Americans don't care May is Healthy Vision Month according to the National Institutes of Health and the National Eye Institute. Why? They take their eyesight for granted, according to NEI's studies. For example, in surveys conducted the same year by the NEI's National Eye Health Education Program and the Lions Club International Foundation, American adults noted that the loss of eyesight would have an extreme impact on their daily lives — though more than 25 percent said their last eye examination was more than two years prior, and 9 percent had never had an eye exam, according to a NEI press release.

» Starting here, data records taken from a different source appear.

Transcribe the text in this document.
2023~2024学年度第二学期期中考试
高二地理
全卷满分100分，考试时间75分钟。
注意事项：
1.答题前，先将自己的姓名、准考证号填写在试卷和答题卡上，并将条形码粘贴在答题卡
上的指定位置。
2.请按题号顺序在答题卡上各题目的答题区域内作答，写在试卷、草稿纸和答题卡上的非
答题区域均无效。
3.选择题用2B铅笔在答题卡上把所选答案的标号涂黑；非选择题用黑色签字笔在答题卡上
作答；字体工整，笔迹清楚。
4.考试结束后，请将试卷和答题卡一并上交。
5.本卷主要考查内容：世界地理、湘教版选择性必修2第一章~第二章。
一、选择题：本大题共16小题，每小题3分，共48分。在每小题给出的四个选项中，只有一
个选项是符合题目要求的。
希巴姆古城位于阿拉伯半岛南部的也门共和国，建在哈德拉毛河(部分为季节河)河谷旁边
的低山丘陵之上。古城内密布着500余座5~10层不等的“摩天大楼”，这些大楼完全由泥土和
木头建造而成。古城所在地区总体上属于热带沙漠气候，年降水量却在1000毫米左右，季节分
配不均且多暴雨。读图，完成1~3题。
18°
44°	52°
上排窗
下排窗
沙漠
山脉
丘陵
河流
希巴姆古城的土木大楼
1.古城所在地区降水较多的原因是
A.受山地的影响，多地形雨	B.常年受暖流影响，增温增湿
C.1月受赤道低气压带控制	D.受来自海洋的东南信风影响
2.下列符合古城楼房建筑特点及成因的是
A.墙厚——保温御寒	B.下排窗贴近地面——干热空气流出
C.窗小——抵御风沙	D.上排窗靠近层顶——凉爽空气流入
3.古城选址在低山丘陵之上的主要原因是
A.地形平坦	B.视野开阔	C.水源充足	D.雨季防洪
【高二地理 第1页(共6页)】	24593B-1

The release also notes that approximately 14 million Americans are currently visually impaired because of eye diseases and disorders. This number is growing as boomers age. Of adults older than 40, more than 4 million have diabetic eye complications, more than 2 million have glaucoma, and more than 1.75 million have age-related macular degeneration. The prevalence of nearsightedness alone has increased 66 percent in the past 30 years, according to a 2009 NEI study.
Recent NEI investigations indicate many eye diseases affect particular ethnic groups more often than others. African-Americans, for example, have about a 12 percent risk of glaucoma, more than twice the risk of non-Hispanic white Americans. Both Asian-Americans and Hispanics have a risk of about 6.5 percent. In another NEI study, researchers found that Latinos have higher incidence rates of visual impairment, blindness, diabetic eye disease, and cataracts than non-Hispanic whites. The same scientists previously showed that more than 60 percent of eye disease in Latinos remains undiagnosed.